Casi cualquier persona —a menos que forme parte del (cada vez más pequeño) grupo que aún se dedica a producir alimentos en el mundo— consigue su comida en algún tipo de comercio, ya sea en una sucursal de una cadena de supermercados, en un almacén o en un mercado campesino. Desde una perspectiva histórica, esta relación que tenemos con la comida es muy atípica y reciente. Durante millones de años, nuestros antepasados estuvieron en contacto directo con los alimentos que consumían, recolectando plantas silvestres y cazando animales salvajes, trasladándose de un lugar a otro al ritmo de la naturaleza, siguiendo las estaciones y las migraciones de la fauna. En ese período de tiempo ocurrieron grandes variaciones en el clima y los entornos en los que vivían, con glaciaciones y períodos interglaciales más cálidos, pero, aun así, el estilo de vida nómada de los humanos prácticamente no se modificó. Eso cambió radicalmente hace unos 12.000 años, cuando algunas poblaciones de sapiens ubicadas en lo que conocemos hoy como el Creciente Fértil (al suroeste de Asia) echaron raíces y modificaron ciertas especies de plantas y animales para su provecho. Con la domesticación de las plantas, los humanos obtuvieron cultivos que produjeron grandes cantidades de alimento en una pequeña superficie, y con la domesticación de los animales, se aseguraron una fuente confiable de carne, leche, huevos, cuero y fuerza de trabajo. Así, con el transcurso de los años, en algunas sociedades la obtención de comida mediante la agricultura y la ganadería desplazó poco a poco a la recolección y la caza.

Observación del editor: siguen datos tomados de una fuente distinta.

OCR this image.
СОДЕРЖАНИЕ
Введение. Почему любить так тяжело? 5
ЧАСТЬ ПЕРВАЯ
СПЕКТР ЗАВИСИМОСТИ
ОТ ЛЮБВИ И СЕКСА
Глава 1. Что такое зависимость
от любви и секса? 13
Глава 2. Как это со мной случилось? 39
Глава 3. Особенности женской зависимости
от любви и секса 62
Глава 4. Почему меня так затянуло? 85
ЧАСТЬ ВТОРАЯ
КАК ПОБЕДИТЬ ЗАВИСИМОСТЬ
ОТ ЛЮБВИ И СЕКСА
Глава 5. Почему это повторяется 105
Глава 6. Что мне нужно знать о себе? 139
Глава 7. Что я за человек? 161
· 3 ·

Gracias al control de las fuentes de alimentos y a la producción de excedentes, la población humana aumentó y los asentamientos se complejizaron, lo que dio origen a estructuras sociales novedosas, como aldeas y ciudades. Se construyeron los primeros grandes templos y se profundizaron las jerarquías. Con el tiempo, las sociedades se volvieron tan complicadas que necesitaron nuevas formas de administración para mantenerlas en marcha, lo que motorizó, entre otras cosas, la creación de la escritura y la alfabetización. El resultado de este proceso (llamado comúnmente Revolución Neolítica) fue el nacimiento de una nueva configuración social, caracterizada por entornos urbanos densos dependientes de la agricultura y la ganadería para alimentar a su población, con una evidente jerarquía social, construcciones monumentales y herramientas administrativas.
Sorprendentemente, el mismo fenómeno sucedió de manera independiente en al menos otras diez regiones del mundo que estaban aisladas unas de las otras, como en el valle del río Amarillo en la actual China, en el valle del río Indo entre la India y Pakistán, en el valle de Tehuacán en lo que hoy es México, la región de los Andes peruanos, en África subsahariana y en las montañas altas de lo que denominamos Nueva Guinea. En todos estos lugares, la forma en que las sociedades humanas obtenían sus alimentos cambió, sin que necesariamente hubiera mediado antes la influencia de una sobre otra. La Revolución Neolítica fue gigante. Y marcó el cruce de un umbral social y cultural que transformó para siempre nuestra especie y el planeta.